In applicazione degli indicati principi, la giurisprudenza ha affermato che é abnorme il provvedimento con cui il tribunale, ritenuta la nullità della convalida del sequestro eseguito dalla polizia giudiziaria, disponga la restituzione degli atti al P.M., trattandosi di ordinanza che comporta una indebita regressione del processo, poiché la regressione del procedimento — conseguente alla declaratoria di nullità — allo stato o al grado in cui sia compiuto l'atto nullo, non si applica alle nullità concernenti le prove (Cass. V, n. 14527/2009).

Allo stesso modo, è abnorme il provvedimento con cui il giudice del dibattimento restituisce gli atti al giudice dell'udienza preliminare ritenendo, ancorché per errore, omessa la notifica del decreto di rinvio a giudizio al difensore dell'imputato (Cass. I, n. 43563/2013).

È abnorme, ancora, in quanto determina un'indebita regressione del procedimento, il provvedimento con il quale il tribunale in composizione monocratica, rilevata l'omessa notifica del decreto di citazione a giudizio alla persona offesa, e pertanto la nullità del decreto, restituisce gli atti al pubblico ministero per il rinnovo della citazione, anziché provvedere direttamente all'incombente (Cass. III, n. 28779/2018).

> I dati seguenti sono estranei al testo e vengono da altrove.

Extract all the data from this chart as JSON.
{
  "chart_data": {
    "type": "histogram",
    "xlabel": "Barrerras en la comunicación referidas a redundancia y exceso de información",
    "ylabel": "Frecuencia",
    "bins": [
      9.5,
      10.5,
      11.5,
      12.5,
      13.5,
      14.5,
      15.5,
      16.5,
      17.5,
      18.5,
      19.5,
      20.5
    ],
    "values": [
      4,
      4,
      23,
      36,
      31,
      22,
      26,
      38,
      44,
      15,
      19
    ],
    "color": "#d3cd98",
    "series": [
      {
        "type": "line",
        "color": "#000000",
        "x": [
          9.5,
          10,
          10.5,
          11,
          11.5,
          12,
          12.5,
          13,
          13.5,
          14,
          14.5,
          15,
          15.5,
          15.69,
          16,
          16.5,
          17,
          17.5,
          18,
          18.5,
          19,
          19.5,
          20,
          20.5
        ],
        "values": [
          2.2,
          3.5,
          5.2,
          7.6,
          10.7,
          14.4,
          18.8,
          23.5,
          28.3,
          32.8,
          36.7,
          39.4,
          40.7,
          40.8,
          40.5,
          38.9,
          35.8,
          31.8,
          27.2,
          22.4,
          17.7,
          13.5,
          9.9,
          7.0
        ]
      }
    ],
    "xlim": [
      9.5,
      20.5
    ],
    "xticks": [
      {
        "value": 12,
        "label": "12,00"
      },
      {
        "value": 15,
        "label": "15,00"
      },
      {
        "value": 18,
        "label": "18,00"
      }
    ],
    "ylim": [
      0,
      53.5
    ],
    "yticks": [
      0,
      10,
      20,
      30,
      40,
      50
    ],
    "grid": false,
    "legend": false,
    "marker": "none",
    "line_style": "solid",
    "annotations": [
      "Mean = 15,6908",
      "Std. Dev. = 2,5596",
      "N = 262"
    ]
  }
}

Pure abnorme è l'ordinanza con cui il giudice, previa declaratoria di nullità di atti concernenti la posizione di taluni imputati, disponga la restituzione degli atti al P.M. anche in relazione alle posizioni soggettive non attinte dalle predette nullità, determinando così un'indebita regressione del procedimento (Cass. II, n. 46640/2015).

È abnorme, infine, per anomala regressione del procedimento, il provvedimento con il quale il giudice del dibattimento dichiari la nullità del decreto di citazione a giudizio, disponendo nel contempo la restituzione degli atti al pubblico ministero, a causa dell'inesattezza lessicale del nome o dell'erronea indicazione della data di nascita dell'imputato, allorché ne sia certa l'identità, dovendo il giudice in tali ipotesi adottare i consequenziali provvedimenti correttivi nelle forme previste dall'art. 130, ordinando anche la rinnovazione della citazione ove appaia probabile che l'interessato non ne abbia avuto conoscenza (Cass. II, n. 50679/2014).

Bibliografia

Bricchetti, Nullità degli atti: il principio di tassatività all'esame dell'interpretazione giurisprudenziale, in Crim. 2010, 439; Conti, Nullità e inutilizzabilità: problemi attuali e prospettive di riforma, in Cass. pen. 2008, 1651; Di Geronimo, Le nullità degli atti nel processo penale, Torino, 2007; Di Paola, La sanatoria delle nullità nel processo penale, Padova, 2012; Iasevoli, La nullità nel sistema penale processuale, Padova, 2008; Panzavolta, voce Nullità degli atti processuali (dir. proc. pen.), in Enc. giur. Treccani, XXXIII, Roma, 2005, 1; Potetti, Nullità della citazione a giudizio e principio di regressione del procedimento, in Cass. pen. 2005, 485; Rafaraci, voce Nullità (dir. proc. pen.), in Enc. dir., Agg., II, Milano, 1998, 597; Sechi, Nullità assolute e durata ragionevole dei processi: prassi applicative e riflessioni de jure condendo, in Riv. it. dir. e proc. pen. 2009, 250.